The John Lewis group has just axed its final salary pension scheme. In fact, it’s just axed the entire idea of a defined benefits pension scheme. Given that it was one of the last in the country in the private sector this isn’t all that much of a surprise. But it does show that such axing is not a preserve of the capitalists like Philip Green. For John Lewis is a socialist organisation:
John Lewis has axed the last remnants of its gold-plated pension plan in an attempt to fill a hole of nearly £200 million in the scheme. The retailer is severing the link between final salaries and retirement benefits for its 83,900 staff as it battles a steep downturn on the high street. It is among the last private sector employers to offer staff a guaranteed payout in their old age. Defined benefit schemes have become increasingly costly for companies to operate due to record low interest rates and increases in life expectancy.
It’s simply not affordable to be paying someone for 30 or 40 years in retirement based off their working for 30 or 40 years. Not if the wages are going to be anything fun, or the pension income at least.
This is also nothing at all to do with the capitalist lust for profits, or the desire to expropriate the value generation by labour. It’s just maths, the way that spreadsheets work. Ignore investment returns, discounting and all that for a moment. Imagine that 30 years of work has to pay for 60 years of income.
No, not that we’re there quite yet and we shouldn’t ignore investment returns and so on. But just to keep things simple for the example.

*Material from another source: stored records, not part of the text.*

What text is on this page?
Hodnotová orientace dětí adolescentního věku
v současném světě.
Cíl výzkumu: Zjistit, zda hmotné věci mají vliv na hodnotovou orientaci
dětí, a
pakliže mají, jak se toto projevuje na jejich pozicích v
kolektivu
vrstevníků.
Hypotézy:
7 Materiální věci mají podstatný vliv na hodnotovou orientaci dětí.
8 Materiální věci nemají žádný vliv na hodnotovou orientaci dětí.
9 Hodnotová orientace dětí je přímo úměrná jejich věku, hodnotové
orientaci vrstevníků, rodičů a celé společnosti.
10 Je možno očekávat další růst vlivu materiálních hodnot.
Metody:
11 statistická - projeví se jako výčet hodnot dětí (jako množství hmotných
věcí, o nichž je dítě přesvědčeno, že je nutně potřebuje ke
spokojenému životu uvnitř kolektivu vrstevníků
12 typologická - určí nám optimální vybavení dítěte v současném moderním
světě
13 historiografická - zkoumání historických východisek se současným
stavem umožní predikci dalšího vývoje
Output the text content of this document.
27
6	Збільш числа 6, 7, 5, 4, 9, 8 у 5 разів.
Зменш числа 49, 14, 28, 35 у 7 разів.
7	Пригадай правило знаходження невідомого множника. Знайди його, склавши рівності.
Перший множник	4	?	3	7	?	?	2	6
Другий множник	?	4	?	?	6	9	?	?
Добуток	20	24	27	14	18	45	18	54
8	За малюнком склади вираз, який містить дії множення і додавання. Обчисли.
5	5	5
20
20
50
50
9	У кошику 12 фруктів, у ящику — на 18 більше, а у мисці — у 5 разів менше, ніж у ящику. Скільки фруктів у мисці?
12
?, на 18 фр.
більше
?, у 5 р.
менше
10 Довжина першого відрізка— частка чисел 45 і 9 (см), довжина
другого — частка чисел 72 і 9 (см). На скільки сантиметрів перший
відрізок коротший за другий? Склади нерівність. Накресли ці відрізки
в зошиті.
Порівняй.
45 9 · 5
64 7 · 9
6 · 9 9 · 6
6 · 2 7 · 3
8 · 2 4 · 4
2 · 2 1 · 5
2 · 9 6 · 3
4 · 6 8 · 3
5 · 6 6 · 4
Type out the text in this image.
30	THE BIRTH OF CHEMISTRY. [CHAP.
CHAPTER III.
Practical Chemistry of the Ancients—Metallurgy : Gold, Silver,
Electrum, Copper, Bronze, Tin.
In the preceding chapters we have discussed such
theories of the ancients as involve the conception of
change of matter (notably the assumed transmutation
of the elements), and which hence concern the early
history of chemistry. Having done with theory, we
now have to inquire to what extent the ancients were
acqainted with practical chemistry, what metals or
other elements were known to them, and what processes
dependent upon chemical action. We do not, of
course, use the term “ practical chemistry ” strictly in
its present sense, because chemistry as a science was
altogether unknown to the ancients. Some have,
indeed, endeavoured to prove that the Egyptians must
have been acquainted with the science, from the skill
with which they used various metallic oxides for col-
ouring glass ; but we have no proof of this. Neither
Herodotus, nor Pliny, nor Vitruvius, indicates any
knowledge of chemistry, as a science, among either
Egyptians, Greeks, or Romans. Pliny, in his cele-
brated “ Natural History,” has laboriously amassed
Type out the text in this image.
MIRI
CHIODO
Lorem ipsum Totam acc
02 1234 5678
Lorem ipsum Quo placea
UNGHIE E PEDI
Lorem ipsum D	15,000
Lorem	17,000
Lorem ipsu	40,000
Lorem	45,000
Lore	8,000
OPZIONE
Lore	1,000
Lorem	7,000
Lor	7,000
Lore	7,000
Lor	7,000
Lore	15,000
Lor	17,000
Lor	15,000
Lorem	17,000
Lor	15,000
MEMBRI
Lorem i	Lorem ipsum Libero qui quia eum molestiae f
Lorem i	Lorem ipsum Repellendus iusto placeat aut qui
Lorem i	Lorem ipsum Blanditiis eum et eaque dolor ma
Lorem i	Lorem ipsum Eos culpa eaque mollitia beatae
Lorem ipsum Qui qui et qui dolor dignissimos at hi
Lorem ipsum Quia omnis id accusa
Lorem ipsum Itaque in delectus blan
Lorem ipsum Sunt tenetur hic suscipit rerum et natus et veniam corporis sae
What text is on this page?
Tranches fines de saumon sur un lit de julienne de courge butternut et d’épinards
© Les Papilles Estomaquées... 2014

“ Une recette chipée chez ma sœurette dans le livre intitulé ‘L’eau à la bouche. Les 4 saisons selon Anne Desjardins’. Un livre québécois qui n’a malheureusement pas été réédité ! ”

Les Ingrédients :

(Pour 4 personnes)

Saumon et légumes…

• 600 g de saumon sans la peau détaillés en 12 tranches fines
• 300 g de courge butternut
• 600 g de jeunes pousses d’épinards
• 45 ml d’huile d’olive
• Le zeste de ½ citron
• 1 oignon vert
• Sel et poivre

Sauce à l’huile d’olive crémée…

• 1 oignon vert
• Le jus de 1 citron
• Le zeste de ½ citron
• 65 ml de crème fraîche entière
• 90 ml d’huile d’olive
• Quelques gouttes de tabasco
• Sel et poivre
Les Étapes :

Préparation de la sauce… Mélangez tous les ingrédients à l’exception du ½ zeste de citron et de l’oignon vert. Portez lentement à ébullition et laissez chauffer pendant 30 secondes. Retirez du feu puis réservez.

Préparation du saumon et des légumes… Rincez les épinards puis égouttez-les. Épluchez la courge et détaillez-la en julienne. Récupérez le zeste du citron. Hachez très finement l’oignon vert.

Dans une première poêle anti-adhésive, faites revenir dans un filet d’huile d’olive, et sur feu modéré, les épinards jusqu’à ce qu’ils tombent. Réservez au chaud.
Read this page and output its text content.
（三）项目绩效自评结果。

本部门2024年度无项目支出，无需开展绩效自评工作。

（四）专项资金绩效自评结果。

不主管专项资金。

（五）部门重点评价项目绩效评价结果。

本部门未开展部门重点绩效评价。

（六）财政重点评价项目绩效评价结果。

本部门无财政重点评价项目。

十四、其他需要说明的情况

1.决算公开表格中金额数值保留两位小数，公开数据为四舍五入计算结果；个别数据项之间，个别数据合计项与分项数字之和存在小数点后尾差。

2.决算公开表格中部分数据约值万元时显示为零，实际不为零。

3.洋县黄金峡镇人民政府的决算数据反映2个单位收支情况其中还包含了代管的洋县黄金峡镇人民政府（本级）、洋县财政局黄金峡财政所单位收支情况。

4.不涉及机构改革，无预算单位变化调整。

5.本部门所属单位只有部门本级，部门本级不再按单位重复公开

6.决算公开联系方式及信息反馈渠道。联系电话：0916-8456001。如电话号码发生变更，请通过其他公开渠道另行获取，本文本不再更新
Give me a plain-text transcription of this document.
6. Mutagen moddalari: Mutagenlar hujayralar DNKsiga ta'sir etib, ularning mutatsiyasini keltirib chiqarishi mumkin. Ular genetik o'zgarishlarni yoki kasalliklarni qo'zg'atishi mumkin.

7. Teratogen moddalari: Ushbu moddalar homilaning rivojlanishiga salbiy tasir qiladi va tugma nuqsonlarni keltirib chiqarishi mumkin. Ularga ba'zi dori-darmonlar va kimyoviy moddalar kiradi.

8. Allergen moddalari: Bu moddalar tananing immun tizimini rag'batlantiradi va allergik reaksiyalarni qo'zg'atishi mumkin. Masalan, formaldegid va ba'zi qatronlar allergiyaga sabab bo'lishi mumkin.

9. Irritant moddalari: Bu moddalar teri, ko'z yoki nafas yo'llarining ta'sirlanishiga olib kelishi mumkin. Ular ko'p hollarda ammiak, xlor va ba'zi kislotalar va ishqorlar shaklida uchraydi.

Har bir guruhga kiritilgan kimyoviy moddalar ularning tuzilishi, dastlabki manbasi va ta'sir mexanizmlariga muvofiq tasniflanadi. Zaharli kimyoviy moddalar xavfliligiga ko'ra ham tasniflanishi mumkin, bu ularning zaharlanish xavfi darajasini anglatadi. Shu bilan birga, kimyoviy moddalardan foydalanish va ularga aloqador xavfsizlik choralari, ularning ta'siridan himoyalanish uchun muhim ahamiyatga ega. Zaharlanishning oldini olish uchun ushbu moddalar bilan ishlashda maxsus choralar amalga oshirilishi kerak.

If 30 years work has to produce 60 years income then 50% of the wages paid while working will actually be that pension.
Now think back two generations. 30 years of work had to pay for say 35 years of income – again an exaggeration just to emphasise. In that case only 16% of wages are that pension.
So, working lives have shortened over time. We start considerably later, degrees for all, we’re not going to work at 14 any more either. Life expectancies have soared. Both are just fine, laudable even. But the financial model built for short retirements just isn’t going to work when the Golden Years approach the same decades as the working life preceding them.
And again, this is nothing to do with capitalism:
Last month it cut staff bonuses from 5 per cent of salary to 3 per cent after a slump in profits. In March, Sir Charles Mayfield, its departing chairman, warned that staff could not expect to enjoy annual bonuses and a generous pension entitlement, saying: “You can’t have it twice.”
How do you want your pay? Now or as a pension?